This blog is mainly about the governance and future of policing and crime services. (Police & Crime Commissioners feature quite a lot.) But there are also posts about the wider justice system. And because I am town councillor and political activist, local & national issues are covered a little, as well.

Friday, March 14, 2014

PCCs: the good, the bad and the ugly

Prompted by this article in The Economist: Police oversight - Missing a beat, I added this comment which I republish here:

What is good about PCC based police governance:
  • Policing has always been political, and introducing PCCs has made that more explicit
  • Many of those elected are 'big beasts' or rapidly becoming so - able to challenge daft Whitehall policy
  • The range of indie PCCs has added plurality, spice & diversity to the tribal party political debate on policing policy
  • PCCs have had to grapple with real budgetary challenges & made precept decisions on that basis
  • Many PCCs have pursued innovative paths and highlighted issues that had hitherto been largely overlooked such as the interaction between policing and mental health service users
  • Many PCCs really understand ‘evidence based practice’
  • Some PCCs have made real efforts to reach out to their publics in systematic and indeed very ‘human’ ways (watch out for CoPaCC’s forthcoming thematic review on PCC engagement)
  • The majority of PCCs have conducted their office with due probity in recognition that they are spending the public’s money
  • Some Police & Crime Panels (PCPs) have grappled positively with their hard (limited) and soft (more extensive if act shrewdly) powers to hold PCCs to account
  • It has provoked a further debate about what should be good governance of the police & justice services (PCCs are not ‘it’, in my view)
What is bad about PCC based governance:
  • Introducing PCCs has introduced tribal party politics into policing which has turned off many citizens
  • Despite introducing these political specialists, the government has not listened to them enough
  • With some notable exceptions, PCCs are largely grey, male and white (in contrast to their more diverse predecessor police authorities)
  • Too many PCCs are defaulting to budget first and strategy second with little linkage between the two
  • Too many PCCs have not put their heads above the parapet and stayed largely invisible
  • Too many PCCs just have no clue about what evidence based practice really means and how it could challenge police culture
  • Too many PCCs still think that running a few public meetings in cold & dark town halls equates to real engagement
  • A politically significant number of PCCs have sailed very close to the wind (I will be generous) on personal expenses, appointing old chums and generally gilding their office 
  • Too many PCPs have either been bland fan clubs or sniping cabals, detracting from constructive scrutiny & debate
  • The founders, supporters & protagonists of this system of governance can only think of giving even more power to single individuals while limiting the checks and balances on this power
And I will add: what about the ugly?

Or to be fair, some of them are really quite handsome!

1 comment:

  1. Anonymous14/3/14 10:16

    Ok my two pence:

    PCC have formed a second centre of gravity in local governement. Just when CDRPs were trying to promote the idea that ALL organisations are responsible for crime control and reduction the PCC concept has reduced it back to just a policing function.
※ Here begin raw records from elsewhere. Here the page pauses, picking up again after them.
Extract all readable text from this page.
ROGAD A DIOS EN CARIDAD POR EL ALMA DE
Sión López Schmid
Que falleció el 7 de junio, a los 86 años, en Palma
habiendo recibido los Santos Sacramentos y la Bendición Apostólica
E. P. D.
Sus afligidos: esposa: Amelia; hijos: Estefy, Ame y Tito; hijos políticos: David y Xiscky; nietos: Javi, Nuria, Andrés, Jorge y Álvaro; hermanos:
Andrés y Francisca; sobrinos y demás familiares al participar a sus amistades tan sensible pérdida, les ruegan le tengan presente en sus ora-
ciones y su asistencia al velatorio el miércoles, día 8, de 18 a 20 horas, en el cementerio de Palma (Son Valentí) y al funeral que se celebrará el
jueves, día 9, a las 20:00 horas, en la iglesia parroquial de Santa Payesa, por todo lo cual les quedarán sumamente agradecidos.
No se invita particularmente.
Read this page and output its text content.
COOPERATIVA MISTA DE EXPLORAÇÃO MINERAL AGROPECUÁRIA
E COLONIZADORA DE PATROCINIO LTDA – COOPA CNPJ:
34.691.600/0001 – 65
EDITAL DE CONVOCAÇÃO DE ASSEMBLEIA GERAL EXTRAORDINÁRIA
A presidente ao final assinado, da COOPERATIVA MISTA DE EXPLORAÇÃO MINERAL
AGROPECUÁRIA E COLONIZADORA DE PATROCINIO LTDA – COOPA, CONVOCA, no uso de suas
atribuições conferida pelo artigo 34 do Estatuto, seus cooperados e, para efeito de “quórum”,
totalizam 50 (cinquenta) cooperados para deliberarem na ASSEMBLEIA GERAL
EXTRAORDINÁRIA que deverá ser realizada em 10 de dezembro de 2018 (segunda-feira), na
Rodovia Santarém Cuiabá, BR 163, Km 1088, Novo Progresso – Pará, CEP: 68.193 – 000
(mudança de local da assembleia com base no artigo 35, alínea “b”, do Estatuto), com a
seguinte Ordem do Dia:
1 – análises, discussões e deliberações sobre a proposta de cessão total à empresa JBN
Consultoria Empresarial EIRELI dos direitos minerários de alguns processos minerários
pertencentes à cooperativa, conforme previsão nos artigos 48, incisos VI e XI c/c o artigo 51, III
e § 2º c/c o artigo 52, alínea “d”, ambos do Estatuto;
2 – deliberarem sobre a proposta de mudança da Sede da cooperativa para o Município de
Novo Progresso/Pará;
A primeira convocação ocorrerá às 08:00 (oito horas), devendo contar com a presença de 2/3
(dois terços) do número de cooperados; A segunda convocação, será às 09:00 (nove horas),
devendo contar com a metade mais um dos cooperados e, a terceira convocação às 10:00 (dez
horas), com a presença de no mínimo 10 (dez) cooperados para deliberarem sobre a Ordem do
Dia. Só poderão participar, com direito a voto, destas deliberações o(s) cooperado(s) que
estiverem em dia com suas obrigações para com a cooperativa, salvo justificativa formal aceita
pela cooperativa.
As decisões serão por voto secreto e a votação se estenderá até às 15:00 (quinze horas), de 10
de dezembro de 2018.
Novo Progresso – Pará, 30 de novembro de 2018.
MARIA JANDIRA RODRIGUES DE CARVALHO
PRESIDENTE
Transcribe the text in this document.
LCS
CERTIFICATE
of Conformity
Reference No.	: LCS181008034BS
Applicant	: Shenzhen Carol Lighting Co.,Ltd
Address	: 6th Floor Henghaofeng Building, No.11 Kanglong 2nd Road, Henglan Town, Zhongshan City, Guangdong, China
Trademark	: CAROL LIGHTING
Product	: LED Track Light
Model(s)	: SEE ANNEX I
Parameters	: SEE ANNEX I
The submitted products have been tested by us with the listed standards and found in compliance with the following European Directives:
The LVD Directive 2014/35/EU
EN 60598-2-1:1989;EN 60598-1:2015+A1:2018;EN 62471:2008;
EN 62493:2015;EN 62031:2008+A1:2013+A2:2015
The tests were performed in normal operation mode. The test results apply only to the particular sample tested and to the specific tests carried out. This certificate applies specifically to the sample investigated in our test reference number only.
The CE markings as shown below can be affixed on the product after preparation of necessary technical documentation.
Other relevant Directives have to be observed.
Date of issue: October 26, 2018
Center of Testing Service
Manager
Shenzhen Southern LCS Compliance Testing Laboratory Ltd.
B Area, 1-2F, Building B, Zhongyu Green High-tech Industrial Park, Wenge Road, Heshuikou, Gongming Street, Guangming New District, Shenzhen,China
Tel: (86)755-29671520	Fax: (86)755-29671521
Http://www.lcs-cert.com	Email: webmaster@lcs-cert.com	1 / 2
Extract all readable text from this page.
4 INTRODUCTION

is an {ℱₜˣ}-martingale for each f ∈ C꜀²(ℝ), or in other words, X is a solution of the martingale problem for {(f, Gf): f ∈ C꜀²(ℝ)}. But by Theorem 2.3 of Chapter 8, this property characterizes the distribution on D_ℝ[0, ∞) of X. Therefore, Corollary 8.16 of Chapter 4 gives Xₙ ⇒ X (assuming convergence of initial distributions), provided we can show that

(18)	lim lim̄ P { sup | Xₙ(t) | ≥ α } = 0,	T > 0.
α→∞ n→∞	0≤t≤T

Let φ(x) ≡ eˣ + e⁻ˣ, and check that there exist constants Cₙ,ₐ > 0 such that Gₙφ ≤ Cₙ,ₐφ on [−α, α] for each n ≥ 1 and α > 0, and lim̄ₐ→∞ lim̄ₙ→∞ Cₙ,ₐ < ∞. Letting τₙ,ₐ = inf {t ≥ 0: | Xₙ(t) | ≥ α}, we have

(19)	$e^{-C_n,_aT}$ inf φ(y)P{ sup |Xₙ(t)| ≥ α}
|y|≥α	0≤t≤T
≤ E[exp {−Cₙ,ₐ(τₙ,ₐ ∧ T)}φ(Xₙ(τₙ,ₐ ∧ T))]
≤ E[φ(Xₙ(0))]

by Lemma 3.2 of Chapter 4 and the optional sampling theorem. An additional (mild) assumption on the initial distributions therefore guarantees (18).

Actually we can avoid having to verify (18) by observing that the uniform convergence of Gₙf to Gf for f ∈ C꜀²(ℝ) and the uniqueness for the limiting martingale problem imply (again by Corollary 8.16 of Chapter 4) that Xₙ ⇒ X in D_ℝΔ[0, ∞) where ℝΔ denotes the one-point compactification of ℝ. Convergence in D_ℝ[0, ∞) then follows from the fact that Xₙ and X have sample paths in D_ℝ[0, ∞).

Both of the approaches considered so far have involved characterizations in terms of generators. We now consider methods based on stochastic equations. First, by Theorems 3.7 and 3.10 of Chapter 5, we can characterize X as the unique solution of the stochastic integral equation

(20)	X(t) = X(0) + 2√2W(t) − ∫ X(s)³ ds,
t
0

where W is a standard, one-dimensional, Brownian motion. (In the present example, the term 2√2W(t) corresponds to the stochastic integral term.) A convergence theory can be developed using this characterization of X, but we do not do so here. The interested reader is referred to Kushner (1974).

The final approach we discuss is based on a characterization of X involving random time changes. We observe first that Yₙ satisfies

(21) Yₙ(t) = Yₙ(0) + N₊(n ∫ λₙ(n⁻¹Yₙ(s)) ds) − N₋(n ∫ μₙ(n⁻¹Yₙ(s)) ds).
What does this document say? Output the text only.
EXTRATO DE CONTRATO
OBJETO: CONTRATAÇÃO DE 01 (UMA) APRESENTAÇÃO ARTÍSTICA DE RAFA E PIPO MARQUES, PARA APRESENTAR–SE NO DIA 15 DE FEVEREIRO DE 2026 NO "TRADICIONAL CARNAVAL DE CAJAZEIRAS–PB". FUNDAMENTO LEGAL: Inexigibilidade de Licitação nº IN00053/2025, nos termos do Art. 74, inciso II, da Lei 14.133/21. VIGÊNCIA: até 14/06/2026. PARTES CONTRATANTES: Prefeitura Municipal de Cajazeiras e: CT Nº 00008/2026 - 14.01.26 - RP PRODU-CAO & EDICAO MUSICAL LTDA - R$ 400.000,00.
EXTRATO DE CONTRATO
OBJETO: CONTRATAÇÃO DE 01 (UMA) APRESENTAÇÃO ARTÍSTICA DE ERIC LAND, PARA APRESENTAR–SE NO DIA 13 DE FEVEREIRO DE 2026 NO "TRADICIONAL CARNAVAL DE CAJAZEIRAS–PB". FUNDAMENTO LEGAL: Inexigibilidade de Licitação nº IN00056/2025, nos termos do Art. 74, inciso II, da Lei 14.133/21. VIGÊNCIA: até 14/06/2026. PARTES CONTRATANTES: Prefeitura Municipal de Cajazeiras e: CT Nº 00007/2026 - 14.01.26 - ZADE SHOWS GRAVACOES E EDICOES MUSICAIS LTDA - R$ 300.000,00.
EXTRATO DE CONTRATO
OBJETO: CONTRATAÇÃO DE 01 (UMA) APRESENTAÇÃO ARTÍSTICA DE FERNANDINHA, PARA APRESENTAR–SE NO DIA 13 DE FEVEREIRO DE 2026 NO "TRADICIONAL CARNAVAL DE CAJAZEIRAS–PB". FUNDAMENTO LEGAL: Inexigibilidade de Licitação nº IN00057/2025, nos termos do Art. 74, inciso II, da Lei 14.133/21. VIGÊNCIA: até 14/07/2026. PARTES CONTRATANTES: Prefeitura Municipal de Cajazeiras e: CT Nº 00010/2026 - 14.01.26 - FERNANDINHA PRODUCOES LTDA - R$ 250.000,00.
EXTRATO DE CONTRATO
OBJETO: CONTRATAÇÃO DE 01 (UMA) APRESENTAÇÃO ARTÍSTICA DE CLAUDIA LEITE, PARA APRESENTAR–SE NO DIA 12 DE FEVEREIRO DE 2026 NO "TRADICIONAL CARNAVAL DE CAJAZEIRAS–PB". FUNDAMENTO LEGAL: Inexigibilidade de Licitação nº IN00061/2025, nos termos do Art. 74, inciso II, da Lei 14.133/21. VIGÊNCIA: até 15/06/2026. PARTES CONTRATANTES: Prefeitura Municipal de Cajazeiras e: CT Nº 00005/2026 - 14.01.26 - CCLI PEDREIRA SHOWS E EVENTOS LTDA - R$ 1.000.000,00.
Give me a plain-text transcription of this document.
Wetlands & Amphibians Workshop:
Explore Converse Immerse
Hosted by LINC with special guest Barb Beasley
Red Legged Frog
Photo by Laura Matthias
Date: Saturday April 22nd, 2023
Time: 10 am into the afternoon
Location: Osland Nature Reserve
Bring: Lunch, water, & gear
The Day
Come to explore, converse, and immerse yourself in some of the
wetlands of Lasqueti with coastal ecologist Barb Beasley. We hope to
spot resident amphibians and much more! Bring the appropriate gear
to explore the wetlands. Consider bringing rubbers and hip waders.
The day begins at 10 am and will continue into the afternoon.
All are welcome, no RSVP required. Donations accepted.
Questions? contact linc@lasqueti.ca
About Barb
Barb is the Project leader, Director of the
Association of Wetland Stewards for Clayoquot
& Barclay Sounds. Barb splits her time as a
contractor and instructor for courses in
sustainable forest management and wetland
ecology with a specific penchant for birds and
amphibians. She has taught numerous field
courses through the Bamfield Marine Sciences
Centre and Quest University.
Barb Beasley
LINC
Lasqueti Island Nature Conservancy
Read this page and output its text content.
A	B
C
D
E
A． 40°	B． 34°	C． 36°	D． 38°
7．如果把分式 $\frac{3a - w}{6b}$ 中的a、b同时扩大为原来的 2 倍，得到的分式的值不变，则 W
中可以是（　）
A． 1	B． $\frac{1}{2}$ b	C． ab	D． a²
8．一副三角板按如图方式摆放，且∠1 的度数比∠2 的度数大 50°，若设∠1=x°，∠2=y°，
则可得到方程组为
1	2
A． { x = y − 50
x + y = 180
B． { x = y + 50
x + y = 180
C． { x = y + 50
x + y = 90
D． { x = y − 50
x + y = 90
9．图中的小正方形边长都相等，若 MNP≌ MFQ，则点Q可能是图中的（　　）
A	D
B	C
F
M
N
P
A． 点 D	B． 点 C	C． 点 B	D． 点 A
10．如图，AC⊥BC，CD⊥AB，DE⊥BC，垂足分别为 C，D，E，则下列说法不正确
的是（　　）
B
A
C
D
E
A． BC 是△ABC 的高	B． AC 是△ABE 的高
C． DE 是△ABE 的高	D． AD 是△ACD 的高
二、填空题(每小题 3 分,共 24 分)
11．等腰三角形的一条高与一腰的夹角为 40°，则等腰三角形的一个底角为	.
    I know CDRPs were of very variable quality and results but potentially a problem that required a multi-agency approach will now be harder to acheive.

    I can't see local authorities busting a gut to reduce crime if its just going to help the re-appointment of a PCC from a rival party.

    Personally I think the London MOPAC model will be much better as it is still intergrated into the rest of local (regional) governement. However this wont succeed while Boris keeps appointing second rank Tory ex-councillors into the role of Deputy Mayor for Policing. Its a non-elected appointment in the gift of the Mayor, so by not getting someone who knows something about crime or EBP or even service level monitoring it just looks like jobs for his mates.